Творилось какое-то форменное безумие. Последняя книга, в которой Макисима мог представить себе Эля главным героем — это вампирская эротика, стилизованная под старого доброго де Сада.

А Эль, поймав взгляд хозяина замка, улыбнулся улыбкой, которую нельзя было назвать иначе как зазывной, и еще шире распахнул воротник.

— Что ж, я собираюсь к себе наверх. Благодарю за прекрасный ужин. Не будете любезны показать мне, где находится моя спальня? — Буквально каждая произносимая гостем фраза умудрялась звучать неприлично. — Я боюсь, что не найду дорогу, замок такой большой.

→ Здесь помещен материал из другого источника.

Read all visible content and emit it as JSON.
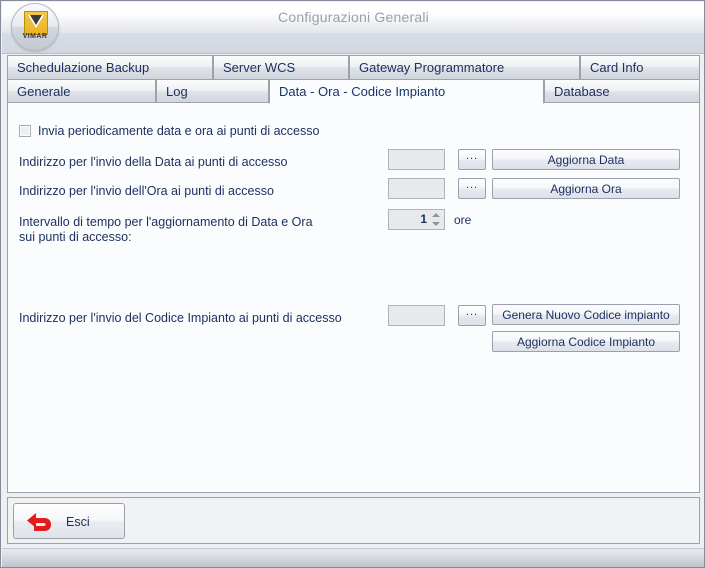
{
  "window": {
    "title": "Configurazioni Generali",
    "logo_word": "VIMAR"
  },
  "tabs": {
    "row1": [
      {
        "label": "Schedulazione Backup",
        "active": false
      },
      {
        "label": "Server WCS",
        "active": false
      },
      {
        "label": "Gateway Programmatore",
        "active": false
      },
      {
        "label": "Card Info",
        "active": false
      }
    ],
    "row2": [
      {
        "label": "Generale",
        "active": false
      },
      {
        "label": "Log",
        "active": false
      },
      {
        "label": "Data - Ora - Codice Impianto",
        "active": true
      },
      {
        "label": "Database",
        "active": false
      }
    ]
  },
  "form": {
    "periodic_checkbox_label": "Invia periodicamente data e ora ai punti di accesso",
    "periodic_checkbox_checked": false,
    "data_address_label": "Indirizzo per l'invio della Data ai punti di accesso",
    "data_address_value": "",
    "ora_address_label": "Indirizzo per l'invio dell'Ora ai punti di accesso",
    "ora_address_value": "",
    "interval_label_line1": "Intervallo di tempo per l'aggiornamento di Data e Ora",
    "interval_label_line2": "sui punti di accesso:",
    "interval_value": "1",
    "interval_unit": "ore",
    "codice_address_label": "Indirizzo per l'invio del Codice Impianto ai punti di accesso",
    "codice_address_value": "",
    "browse_label": "...",
    "buttons": {
      "aggiorna_data": "Aggiorna Data",
      "aggiorna_ora": "Aggiorna Ora",
      "genera_nuovo_codice": "Genera Nuovo Codice impianto",
      "aggiorna_codice": "Aggiorna Codice Impianto"
    }
  },
  "bottom": {
    "esci_label": "Esci",
    "esci_icon": "back-arrow-icon"
  },
  "colors": {
    "accent_text": "#1b2f5e",
    "title_text": "#9aa0ab",
    "esci_arrow": "#e21b1b",
    "logo_gold": "#eab21f"
  }
}
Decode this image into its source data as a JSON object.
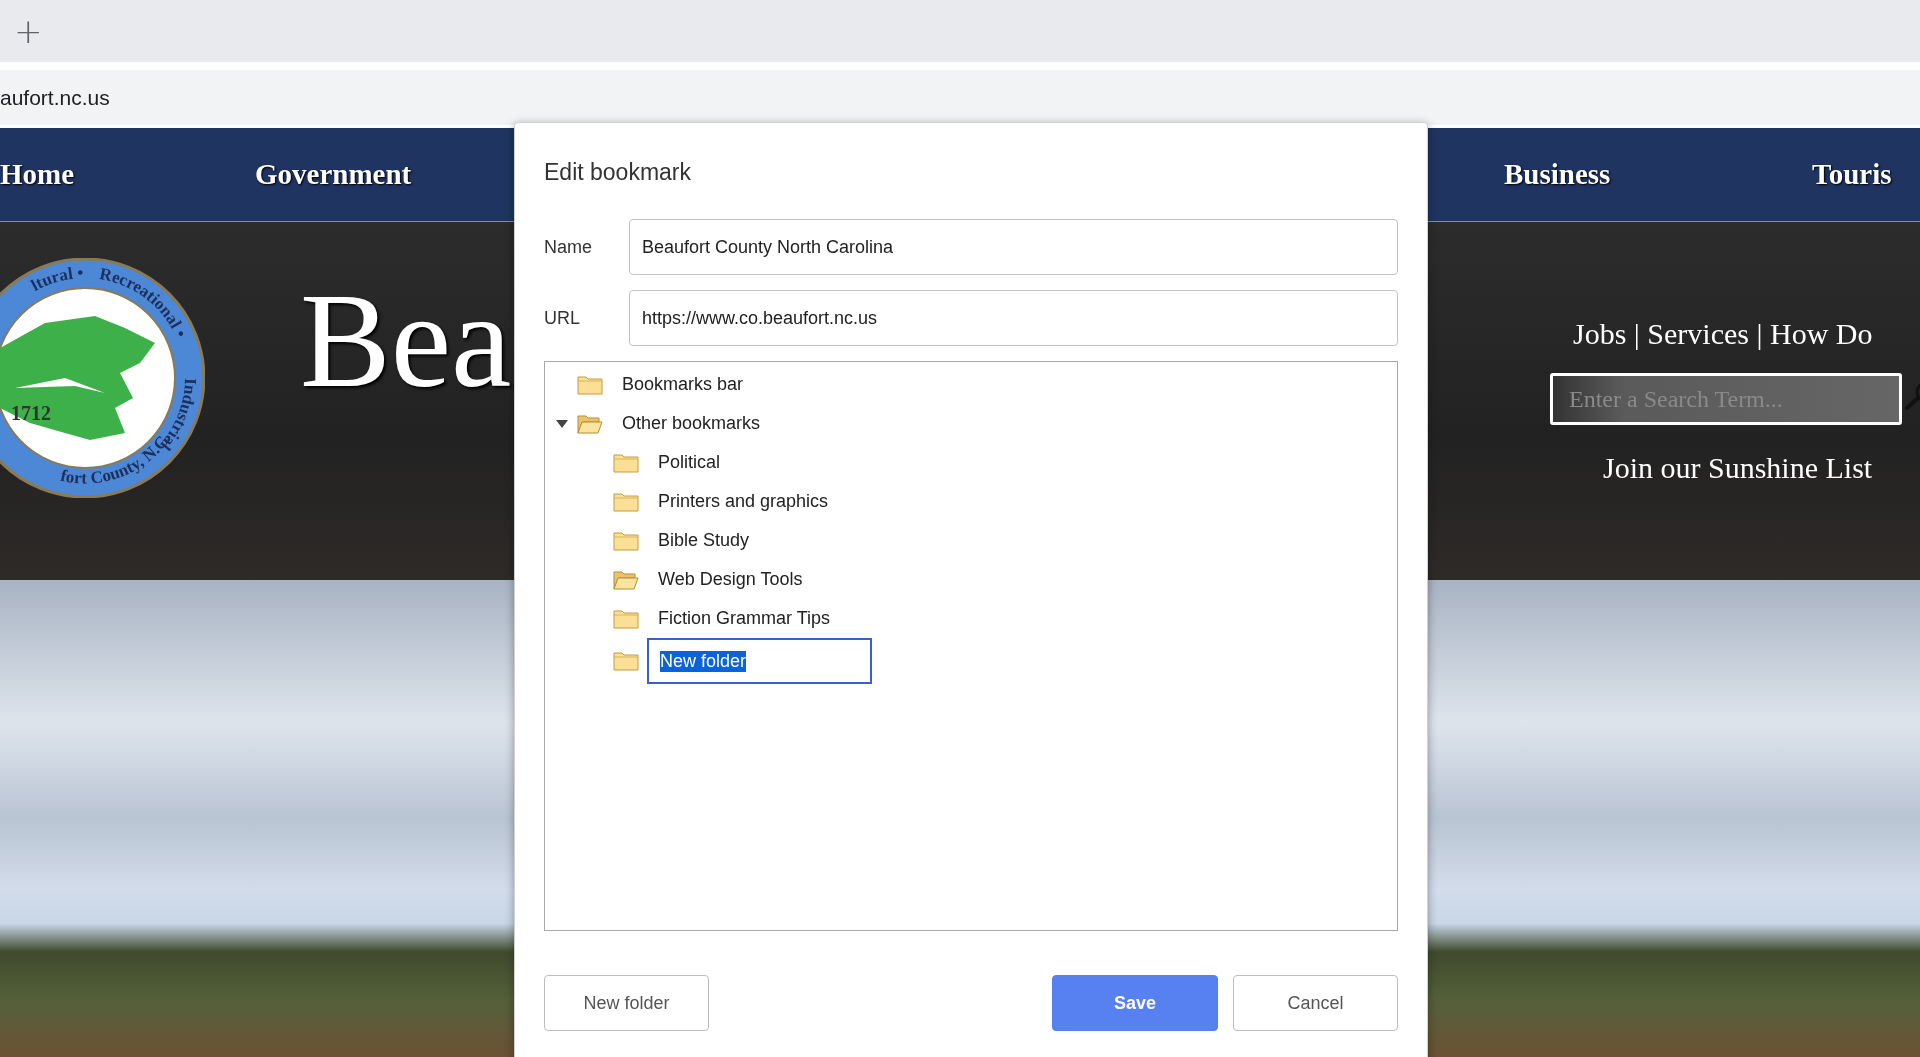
{
  "browser": {
    "new_tab_button": "+",
    "address": "aufort.nc.us"
  },
  "site": {
    "nav": [
      "Home",
      "Government",
      "Business",
      "Touris"
    ],
    "seal": {
      "top_text": [
        "ltural •",
        "Recreational •",
        "Industrial"
      ],
      "year": "1712",
      "bottom_text": "fort County, N.C."
    },
    "title": "Bea",
    "quick_links": "Jobs | Services | How Do",
    "search": {
      "placeholder": "Enter a Search Term..."
    },
    "sunshine_link": "Join our Sunshine List"
  },
  "dialog": {
    "title": "Edit bookmark",
    "fields": [
      {
        "label": "Name",
        "value": "Beaufort County North Carolina"
      },
      {
        "label": "URL",
        "value": "https://www.co.beaufort.nc.us"
      }
    ],
    "tree": [
      {
        "label": "Bookmarks bar"
      },
      {
        "label": "Other bookmarks",
        "expanded": true,
        "children": [
          {
            "label": "Political",
            "current": false,
            "editing": false
          },
          {
            "label": "Printers and graphics",
            "current": false,
            "editing": false
          },
          {
            "label": "Bible Study",
            "current": false,
            "editing": false
          },
          {
            "label": "Web Design Tools",
            "current": true,
            "editing": false
          },
          {
            "label": "Fiction Grammar Tips",
            "current": false,
            "editing": false
          },
          {
            "label": "New folder",
            "current": false,
            "editing": true
          }
        ]
      }
    ],
    "buttons": [
      {
        "label": "New folder",
        "kind": "secondary"
      },
      {
        "label": "Save",
        "kind": "primary"
      },
      {
        "label": "Cancel",
        "kind": "secondary"
      }
    ]
  }
}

— О, я с радостью вас провожу, — и Мина вскочила из-за стола.

— Сядь, Мина, — ледяным тоном велел Макисима. — Что за бестактность!.. Комната ваша находится прямо у лестницы, первая дверь справа, запомнить несложно, — сказал он Элю.

— Что такое, братец?.. А, понимаю, ты хочешь употребить его первым! — осклабилась Мина. Она сказала это довольно громко, и Эль, услышав ее, признался:

— Вашей компании, граф, я был бы особенно рад. — Он улыбался все так же маняще.

Макисима всерьез забеспокоился за здравость собственного рассудка.

— Думаю, вам стоит отдохнуть в одиночестве после долгой дороги, — сказал он деревянным голосом.

— Пожалуй, съем напоследок еще один кусочек торта, — раздумчиво произнес гость. — Ай!.. Это же надо — взять и порезаться десертным ножом. Какой же я неловкий...

Вампирши изменились в лице. Напряжение в комнате сгустилось так, что хоть ложкой черпай.

— Надо быть осторожнее, юноша, — резко сказал Макисима, заставляя себя смотреть куда угодно, только не на палец, где расплывалась полоска крови. Какой же чудный запах! Нет, не думать. Он способен это выдержать. «Осенью — сумерки. Закатное солнце, бросая яркие лучи, близится к зубцам гор...»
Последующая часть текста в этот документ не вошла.